Robinson became a starter at BYU in 2022–23, ultimately starting 30 of 33 games while totaling a team-leading 61 three-pointers on the year, along with 8.5 points and 2.9 rebounds per game. He moved to a sixth man role in 2023–24 and had 14.2 points per game while helping the Cougars reach the NCAA Tournament. He was selected the Big 12 Conference Sixth Man of the Year.

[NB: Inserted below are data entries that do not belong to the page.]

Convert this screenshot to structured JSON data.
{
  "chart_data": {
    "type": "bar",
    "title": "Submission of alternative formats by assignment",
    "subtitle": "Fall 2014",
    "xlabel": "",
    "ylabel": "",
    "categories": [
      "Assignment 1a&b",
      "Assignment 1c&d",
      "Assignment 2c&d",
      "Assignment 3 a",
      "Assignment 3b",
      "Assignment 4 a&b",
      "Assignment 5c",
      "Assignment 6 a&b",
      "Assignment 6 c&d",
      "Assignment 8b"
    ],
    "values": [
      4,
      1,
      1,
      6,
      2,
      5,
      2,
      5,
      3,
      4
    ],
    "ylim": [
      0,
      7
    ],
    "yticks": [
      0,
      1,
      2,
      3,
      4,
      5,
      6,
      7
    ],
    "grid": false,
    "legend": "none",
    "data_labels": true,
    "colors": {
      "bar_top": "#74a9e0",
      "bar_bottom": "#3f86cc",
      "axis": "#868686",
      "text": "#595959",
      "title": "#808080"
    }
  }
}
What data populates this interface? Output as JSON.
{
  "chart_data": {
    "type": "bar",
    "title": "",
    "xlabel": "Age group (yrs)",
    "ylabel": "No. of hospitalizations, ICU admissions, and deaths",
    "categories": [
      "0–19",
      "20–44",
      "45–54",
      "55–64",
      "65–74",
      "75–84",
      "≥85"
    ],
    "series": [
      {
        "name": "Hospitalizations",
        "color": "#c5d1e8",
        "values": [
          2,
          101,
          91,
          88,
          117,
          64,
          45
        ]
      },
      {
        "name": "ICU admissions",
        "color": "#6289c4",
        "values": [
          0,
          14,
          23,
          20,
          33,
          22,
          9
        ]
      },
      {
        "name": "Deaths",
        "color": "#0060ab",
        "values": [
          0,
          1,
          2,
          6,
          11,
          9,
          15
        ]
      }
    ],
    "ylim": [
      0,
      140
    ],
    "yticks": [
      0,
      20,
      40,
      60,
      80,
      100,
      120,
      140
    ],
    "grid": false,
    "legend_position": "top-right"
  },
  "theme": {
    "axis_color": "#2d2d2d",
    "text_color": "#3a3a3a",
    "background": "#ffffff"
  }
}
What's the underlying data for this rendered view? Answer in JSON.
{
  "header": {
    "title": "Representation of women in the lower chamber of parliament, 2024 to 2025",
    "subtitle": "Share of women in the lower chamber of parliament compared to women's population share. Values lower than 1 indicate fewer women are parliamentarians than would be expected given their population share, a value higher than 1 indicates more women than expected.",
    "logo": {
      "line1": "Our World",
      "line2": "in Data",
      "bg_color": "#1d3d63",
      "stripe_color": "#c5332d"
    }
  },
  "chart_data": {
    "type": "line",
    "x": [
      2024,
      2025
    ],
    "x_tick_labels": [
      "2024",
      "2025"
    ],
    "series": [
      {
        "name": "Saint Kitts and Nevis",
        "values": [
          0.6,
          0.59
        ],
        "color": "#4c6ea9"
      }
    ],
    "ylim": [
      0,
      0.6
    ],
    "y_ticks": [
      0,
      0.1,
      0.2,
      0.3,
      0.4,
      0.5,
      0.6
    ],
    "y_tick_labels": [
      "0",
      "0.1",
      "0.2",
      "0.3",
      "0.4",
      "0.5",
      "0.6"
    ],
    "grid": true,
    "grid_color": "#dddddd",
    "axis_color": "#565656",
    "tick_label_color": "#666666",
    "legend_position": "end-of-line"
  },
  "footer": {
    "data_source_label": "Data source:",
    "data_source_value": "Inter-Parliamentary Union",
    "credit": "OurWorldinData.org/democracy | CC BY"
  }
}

Following the season he transferred to Kentucky. Robinson missed four straight games in February 2025 due to a wrist injury before returning in a game against Oklahoma. He re-aggravated the injury against the Sooners, ending his season and necessitating surgery. Robinson averaged 13.0 points and 3.5 rebounds per game, shooting nearly 38% from 3-point range.

==Professional career==
After going undrafted in the 2025 NBA draft, Robinson was signed by the Cleveland Cavaliers on July 1. He was waived on September 25. He was then added to the training camp roster of the Cavs' NBA G League affiliate, the Cleveland Charge.

==Career statistics==

===College===

| Year | Team | GP | GS | MPG | FG% | 3P% | FT% | RPG | APG | SPG | BPG | PPG |
|---|---|---|---|---|---|---|---|---|---|---|---|---|
| 2020–21 | Texas A&M | 14 | 4 | 9.8 | .355 | .286 | .000 | 1.1 | .3 | .2 | .1 | 2.1 |
| 2021–22 | Arkansas | 16 | 4 | 10.2 | .380 | .326 | 1.000 | 1.3 | .4 | .1 | .3 | 3.4 |
| 2022–23 | BYU | 33 | 30 | 28.1 | .386 | .343 | .680 | 2.9 | 1.8 | .8 | .5 | 8.5 |
| 2023–24 | BYU | 33 | 6 | 26.4 | .426 | .354 | .908 | 2.5 | 1.3 | .7 | .4 | 14.2 |
| 2024–25 | Kentucky | 24 | 24 | 28.1 | .432 | .376 | .763 | 3.5 | 1.7 | .6 | .5 | 13.0 |
| Career |  | 120 | 68 | 23.1 | .412 | .351 | .818 | 2.5 | 1.3 | .6 | .4 | 9.6 |

==Personal life==
Robinson's aunt is basketball coach and former player Crystal Robinson; his mother also played college basketball.